According to biographer Kenneth Eble, Fitzgerald characterized some of the short fiction as "cheap and without the spontaneity of my first work." Eble adds that "Tales of the Jazz Age suffers badly from the inclusion of some early writing which might better have remained in The Nassau Literary Review, where it first appeared."

Several stories in Tales of the Jazz Age are notable for their "authorial self-consciousness" registered through Fitzgerald's editorial remarks directed towards the reader. Literary Critic John Kuehl writes:

[T]he author's voice tends to intrude upon and dominate the stories, whether narrated in the third-person or in the no less omniscient first-person.
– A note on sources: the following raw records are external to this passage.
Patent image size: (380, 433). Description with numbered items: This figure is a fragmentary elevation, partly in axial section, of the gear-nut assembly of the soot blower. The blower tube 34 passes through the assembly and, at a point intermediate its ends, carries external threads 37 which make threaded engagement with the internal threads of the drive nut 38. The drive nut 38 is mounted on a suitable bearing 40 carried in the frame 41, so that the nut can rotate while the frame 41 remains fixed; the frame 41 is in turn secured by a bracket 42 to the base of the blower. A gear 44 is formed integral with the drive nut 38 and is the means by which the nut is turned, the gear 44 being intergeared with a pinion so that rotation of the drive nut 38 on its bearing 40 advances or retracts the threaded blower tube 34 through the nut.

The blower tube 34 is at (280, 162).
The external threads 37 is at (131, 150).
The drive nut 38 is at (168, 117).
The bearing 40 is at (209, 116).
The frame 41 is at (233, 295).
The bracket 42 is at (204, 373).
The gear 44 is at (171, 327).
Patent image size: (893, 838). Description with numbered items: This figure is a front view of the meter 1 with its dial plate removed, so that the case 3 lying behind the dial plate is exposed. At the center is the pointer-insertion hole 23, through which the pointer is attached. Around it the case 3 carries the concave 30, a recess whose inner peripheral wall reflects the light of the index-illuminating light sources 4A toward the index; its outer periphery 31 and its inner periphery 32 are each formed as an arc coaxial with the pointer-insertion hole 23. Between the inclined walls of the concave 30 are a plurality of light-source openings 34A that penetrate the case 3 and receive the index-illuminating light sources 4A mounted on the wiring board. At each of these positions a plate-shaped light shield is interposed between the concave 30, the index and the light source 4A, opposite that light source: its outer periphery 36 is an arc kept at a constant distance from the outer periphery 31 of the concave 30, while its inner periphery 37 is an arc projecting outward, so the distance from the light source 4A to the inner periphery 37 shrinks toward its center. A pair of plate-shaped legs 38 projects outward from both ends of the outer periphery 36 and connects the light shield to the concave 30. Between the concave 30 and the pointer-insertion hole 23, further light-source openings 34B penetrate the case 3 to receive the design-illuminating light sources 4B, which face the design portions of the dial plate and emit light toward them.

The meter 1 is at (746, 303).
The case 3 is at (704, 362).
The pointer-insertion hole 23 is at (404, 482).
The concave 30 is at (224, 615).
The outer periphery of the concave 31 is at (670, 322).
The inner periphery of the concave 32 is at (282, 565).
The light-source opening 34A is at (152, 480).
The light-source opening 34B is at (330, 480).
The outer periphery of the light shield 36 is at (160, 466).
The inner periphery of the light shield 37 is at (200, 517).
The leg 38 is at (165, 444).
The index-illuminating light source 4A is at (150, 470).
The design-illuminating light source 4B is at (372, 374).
The characters tell neither their own stories nor other people's tales; with few exceptions, they are objects viewed through authorial eyes instead of filters through whom the action unfolds.

Kuehl argues that this "egotistical foregrounding" tends to squander Fitzgerald's literary talents in favor of an intrusive approach that fails to adequately dramatize his narrative.

== Theme ==
Fitzgerald's earliest professional stories largely concerned inherited wealth and the "indolent rich." These preoccupations transitioned, however, toward narratives involving a broader spectrum of social classes, including "businessmen, writers, performers, priests and white-collar workers." Critic John Kuehl reports that this emerging focus on essentially democratic concerns "reaches its apotheosis in 'May Day,' where various socioeconomic classes meet."